Villa Abegg: alla riscoperta di un tesoro cittadino

Un numero speciale per un progetto tutto nuovo per Web Garden a Torino: il recupero del giardino di Villa Abegg, l'antica Vigna della Regina

Questo articolo fa parte del numero 32 di Web Garden: Villa Abegg

Nell’inverno 2023, Web Garden ha iniziato ad accarezzare l’idea di adottare un giardino. Il nostro team ha così deciso di impegnarsi in una missione rivolta ai nostri soci, ma anche a tutta la cittadinanza torinese: individuare un giardino pubblico da restituire alla collettività.

Da quel momento sono iniziate le ricerche su quali fossero gli spazi verdi pubblici chiusi da tempo che valesse la pena far riscoprire ai torinesi, e non solo.

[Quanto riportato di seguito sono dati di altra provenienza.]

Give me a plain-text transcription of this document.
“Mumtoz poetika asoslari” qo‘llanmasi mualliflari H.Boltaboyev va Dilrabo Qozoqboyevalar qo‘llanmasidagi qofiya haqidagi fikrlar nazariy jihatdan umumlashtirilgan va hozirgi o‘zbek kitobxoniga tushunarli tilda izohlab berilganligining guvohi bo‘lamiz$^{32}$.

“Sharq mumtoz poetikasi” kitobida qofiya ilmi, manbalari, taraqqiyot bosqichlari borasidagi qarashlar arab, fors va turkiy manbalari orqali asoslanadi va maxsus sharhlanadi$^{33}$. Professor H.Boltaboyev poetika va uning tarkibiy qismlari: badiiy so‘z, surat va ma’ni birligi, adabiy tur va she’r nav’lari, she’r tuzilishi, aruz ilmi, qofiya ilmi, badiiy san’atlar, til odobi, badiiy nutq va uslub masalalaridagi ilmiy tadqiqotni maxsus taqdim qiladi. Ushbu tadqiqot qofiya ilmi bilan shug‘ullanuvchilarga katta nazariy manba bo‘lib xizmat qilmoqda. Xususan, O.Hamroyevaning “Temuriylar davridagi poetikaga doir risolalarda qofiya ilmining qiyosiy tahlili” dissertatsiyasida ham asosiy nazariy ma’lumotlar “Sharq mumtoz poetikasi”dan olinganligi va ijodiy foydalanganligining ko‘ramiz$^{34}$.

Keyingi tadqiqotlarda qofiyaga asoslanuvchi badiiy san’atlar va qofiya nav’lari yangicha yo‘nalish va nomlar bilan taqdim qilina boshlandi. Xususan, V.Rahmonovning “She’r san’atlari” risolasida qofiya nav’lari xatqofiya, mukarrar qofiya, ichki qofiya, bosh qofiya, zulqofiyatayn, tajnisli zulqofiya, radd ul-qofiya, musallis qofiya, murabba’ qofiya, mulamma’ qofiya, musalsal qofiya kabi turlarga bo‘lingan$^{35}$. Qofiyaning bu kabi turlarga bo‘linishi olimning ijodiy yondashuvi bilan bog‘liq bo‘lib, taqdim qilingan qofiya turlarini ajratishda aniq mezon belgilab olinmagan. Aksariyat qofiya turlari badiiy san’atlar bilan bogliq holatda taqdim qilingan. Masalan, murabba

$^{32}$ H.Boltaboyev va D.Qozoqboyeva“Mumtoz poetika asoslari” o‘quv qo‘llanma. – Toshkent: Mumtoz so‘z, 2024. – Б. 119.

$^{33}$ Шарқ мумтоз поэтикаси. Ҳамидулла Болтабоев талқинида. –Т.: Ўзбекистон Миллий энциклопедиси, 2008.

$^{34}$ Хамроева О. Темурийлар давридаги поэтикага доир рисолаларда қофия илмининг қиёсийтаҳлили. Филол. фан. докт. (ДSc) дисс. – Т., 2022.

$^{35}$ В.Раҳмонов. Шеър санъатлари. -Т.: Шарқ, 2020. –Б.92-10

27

Dopo lunghe interlocuzioni con l’Assessorato alla Cura della Città, al Verde pubblico e Parchi della Città di Torino, siamo arrivati alla conclusione che una perla a pochi conosciuta, essendo rimasta chiusa da oltre 25 anni, era il Parco di Villa Abegg

Il nome trae le sue origini dall’ultimo proprietario, Augusto Abegg, figura di spicco nel mondo dell’imprenditoria di inizio ‘900, dirigente d’azienda e filantropo svizzero naturalizzato italiano, cui dedicheremo un articolo. 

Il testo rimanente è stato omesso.